Alan Cumming says contestants on The Traitors get so caught up in the game that they forget the whole thing is built around assigned roles, not moral judgment. Speaking in a small Los Angeles theater while snacking on popcorn, the host said he sees players slip into irrational pack-mentality decisions and lose their grip on logic and reality.
That remark lands now because the campy competition show is heading into another chapter, with its civilian season set to move from Peacock to NBC. The Traitors has become a sensation since its launch, and Cumming’s comments help explain one reason: the format turns ordinary game play into something that feels, to its contestants, like a personal betrayal.
The show separates players into the Faithful and the Traitors. The Faithful compete in challenges to build a prize pot, while the Traitors can quietly murder other players and try to keep the money if one of them reaches the end without being banished. In Cumming’s telling, the psychology of that setup is exactly what hooks viewers. He said there is a lot of poker face required in his job, but what he really wants to do at times is blurt out, “What the f–k? Are you serious?”
That reaction is not just theater. Cumming said people often tell him, “I could never be a Traitor!” and he answers, “Yes, you could if I tapped you on the shoulder.” His point is that the show’s cast forgets it is playing a game and starts treating every move as a moral failing. The contestants are mostly drawn from other reality shows, including five from the Real Housewives franchise last season, which only heightens the social strain when alliances break and suspicions spread.

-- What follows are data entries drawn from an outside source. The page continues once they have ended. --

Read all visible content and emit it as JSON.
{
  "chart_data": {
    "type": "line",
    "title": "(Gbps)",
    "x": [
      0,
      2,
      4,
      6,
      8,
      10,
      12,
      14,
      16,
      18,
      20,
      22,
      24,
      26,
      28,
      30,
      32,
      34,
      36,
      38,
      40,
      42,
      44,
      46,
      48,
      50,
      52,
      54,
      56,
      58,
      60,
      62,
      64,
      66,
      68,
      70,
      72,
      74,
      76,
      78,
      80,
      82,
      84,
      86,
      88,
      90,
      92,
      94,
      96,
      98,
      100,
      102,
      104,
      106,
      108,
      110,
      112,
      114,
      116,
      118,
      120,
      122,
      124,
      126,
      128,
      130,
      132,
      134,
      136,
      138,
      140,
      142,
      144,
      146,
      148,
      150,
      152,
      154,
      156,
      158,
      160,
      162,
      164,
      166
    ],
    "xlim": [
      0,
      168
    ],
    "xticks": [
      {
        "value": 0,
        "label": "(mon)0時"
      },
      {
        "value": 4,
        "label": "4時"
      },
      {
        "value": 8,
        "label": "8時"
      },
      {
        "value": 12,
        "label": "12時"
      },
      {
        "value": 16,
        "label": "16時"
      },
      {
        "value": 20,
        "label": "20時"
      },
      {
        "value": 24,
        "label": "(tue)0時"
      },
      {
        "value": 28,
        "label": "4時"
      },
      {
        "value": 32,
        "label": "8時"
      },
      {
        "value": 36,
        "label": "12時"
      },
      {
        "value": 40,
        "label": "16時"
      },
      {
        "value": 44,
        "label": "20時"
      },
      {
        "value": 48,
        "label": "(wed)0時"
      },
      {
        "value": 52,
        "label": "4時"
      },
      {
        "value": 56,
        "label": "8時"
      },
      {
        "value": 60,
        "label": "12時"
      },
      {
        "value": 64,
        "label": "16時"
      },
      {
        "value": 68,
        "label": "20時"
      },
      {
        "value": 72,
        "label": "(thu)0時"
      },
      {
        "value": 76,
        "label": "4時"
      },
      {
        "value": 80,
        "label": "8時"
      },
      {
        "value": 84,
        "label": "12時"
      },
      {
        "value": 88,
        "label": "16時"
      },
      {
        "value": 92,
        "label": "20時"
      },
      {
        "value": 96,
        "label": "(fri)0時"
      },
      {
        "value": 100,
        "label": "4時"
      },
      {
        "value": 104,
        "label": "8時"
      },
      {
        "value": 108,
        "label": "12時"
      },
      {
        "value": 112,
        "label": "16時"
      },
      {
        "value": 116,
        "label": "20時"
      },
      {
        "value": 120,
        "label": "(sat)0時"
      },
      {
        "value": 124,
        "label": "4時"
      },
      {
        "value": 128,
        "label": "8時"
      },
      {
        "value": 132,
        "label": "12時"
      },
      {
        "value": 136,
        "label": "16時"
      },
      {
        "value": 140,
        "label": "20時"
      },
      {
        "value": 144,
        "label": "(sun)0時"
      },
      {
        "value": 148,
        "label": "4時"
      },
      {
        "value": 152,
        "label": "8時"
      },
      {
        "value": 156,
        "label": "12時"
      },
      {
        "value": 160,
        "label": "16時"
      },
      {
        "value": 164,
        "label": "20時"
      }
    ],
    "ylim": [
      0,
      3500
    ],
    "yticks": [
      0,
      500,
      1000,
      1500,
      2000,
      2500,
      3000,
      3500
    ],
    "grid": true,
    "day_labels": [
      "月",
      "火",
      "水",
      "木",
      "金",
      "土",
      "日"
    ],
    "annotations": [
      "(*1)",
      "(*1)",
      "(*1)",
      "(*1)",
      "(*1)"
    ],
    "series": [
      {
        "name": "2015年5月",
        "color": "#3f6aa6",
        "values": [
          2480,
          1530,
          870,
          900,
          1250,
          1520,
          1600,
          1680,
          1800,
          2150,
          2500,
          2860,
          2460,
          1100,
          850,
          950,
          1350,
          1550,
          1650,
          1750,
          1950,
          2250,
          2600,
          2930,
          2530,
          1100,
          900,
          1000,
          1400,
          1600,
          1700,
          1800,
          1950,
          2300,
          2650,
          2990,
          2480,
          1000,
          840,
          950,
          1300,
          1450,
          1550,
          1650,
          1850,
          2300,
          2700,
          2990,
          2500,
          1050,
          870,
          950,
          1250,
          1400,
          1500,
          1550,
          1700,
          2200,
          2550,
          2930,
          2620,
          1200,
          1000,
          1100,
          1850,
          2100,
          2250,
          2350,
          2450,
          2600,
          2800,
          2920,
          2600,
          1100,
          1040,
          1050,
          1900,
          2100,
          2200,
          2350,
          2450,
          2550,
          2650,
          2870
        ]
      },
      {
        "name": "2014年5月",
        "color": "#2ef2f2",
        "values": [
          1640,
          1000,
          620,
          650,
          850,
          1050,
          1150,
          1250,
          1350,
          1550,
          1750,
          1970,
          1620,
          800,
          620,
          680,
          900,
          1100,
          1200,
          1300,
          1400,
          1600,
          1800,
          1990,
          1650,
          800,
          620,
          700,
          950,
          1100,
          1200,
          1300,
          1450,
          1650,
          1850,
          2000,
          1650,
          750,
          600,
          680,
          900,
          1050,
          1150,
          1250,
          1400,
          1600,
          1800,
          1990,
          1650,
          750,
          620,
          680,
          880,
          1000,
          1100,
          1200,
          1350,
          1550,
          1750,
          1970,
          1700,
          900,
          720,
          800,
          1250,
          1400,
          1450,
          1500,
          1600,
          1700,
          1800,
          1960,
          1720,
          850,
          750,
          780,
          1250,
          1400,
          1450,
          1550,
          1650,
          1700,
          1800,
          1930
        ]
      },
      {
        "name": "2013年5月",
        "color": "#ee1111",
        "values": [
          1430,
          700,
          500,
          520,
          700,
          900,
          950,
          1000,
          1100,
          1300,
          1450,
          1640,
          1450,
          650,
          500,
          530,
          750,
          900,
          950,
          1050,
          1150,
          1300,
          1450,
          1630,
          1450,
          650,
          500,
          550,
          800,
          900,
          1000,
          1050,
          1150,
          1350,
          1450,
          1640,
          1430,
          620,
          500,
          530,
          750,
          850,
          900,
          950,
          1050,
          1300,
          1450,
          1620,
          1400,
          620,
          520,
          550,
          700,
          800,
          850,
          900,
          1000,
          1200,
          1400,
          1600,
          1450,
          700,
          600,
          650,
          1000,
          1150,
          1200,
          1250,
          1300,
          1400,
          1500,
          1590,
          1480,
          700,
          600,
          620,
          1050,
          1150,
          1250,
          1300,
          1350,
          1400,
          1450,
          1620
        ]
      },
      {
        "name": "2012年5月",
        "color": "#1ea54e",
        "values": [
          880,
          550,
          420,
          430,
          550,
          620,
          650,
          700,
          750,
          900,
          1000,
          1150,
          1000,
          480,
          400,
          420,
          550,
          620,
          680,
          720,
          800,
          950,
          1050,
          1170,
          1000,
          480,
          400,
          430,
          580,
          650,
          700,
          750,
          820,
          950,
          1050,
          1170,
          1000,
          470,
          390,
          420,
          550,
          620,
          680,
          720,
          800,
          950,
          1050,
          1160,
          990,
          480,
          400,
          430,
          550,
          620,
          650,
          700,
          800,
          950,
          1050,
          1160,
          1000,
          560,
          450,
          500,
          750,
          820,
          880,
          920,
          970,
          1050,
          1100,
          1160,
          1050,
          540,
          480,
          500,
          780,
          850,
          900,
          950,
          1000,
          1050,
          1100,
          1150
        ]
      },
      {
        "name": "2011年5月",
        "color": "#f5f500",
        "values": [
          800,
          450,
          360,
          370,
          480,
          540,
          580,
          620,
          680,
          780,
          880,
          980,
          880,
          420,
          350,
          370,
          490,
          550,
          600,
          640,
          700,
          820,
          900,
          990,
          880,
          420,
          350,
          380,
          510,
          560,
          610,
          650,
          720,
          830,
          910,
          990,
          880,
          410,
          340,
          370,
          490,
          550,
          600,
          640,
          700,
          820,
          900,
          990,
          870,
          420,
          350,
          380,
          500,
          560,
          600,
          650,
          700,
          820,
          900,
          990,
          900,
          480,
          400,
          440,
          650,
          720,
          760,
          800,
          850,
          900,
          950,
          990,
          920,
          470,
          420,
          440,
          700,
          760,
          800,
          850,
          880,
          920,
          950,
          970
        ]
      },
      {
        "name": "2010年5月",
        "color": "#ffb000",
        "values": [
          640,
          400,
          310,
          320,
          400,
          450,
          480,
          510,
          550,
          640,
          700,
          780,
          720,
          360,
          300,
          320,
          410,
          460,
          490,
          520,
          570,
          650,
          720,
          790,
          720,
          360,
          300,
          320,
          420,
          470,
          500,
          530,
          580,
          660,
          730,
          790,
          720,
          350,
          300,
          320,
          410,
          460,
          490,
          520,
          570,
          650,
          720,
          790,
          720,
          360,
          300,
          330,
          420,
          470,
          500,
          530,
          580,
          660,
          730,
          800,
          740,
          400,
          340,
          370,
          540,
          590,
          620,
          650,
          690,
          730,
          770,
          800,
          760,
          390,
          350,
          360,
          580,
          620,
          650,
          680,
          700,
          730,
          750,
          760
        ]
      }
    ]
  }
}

Season 4 wrapped in February, and it ended with Love Island USA vet Rob Rausch taking home more than $220,000. Now the civilian version is on deck for NBC, which means the next round will test whether the show’s blend of strategy, betrayal and camp can travel intact to a broader network audience. If anything is changing, it is not Cumming’s view of the players: he still thinks the game makes them irrational, and that is part of why it works.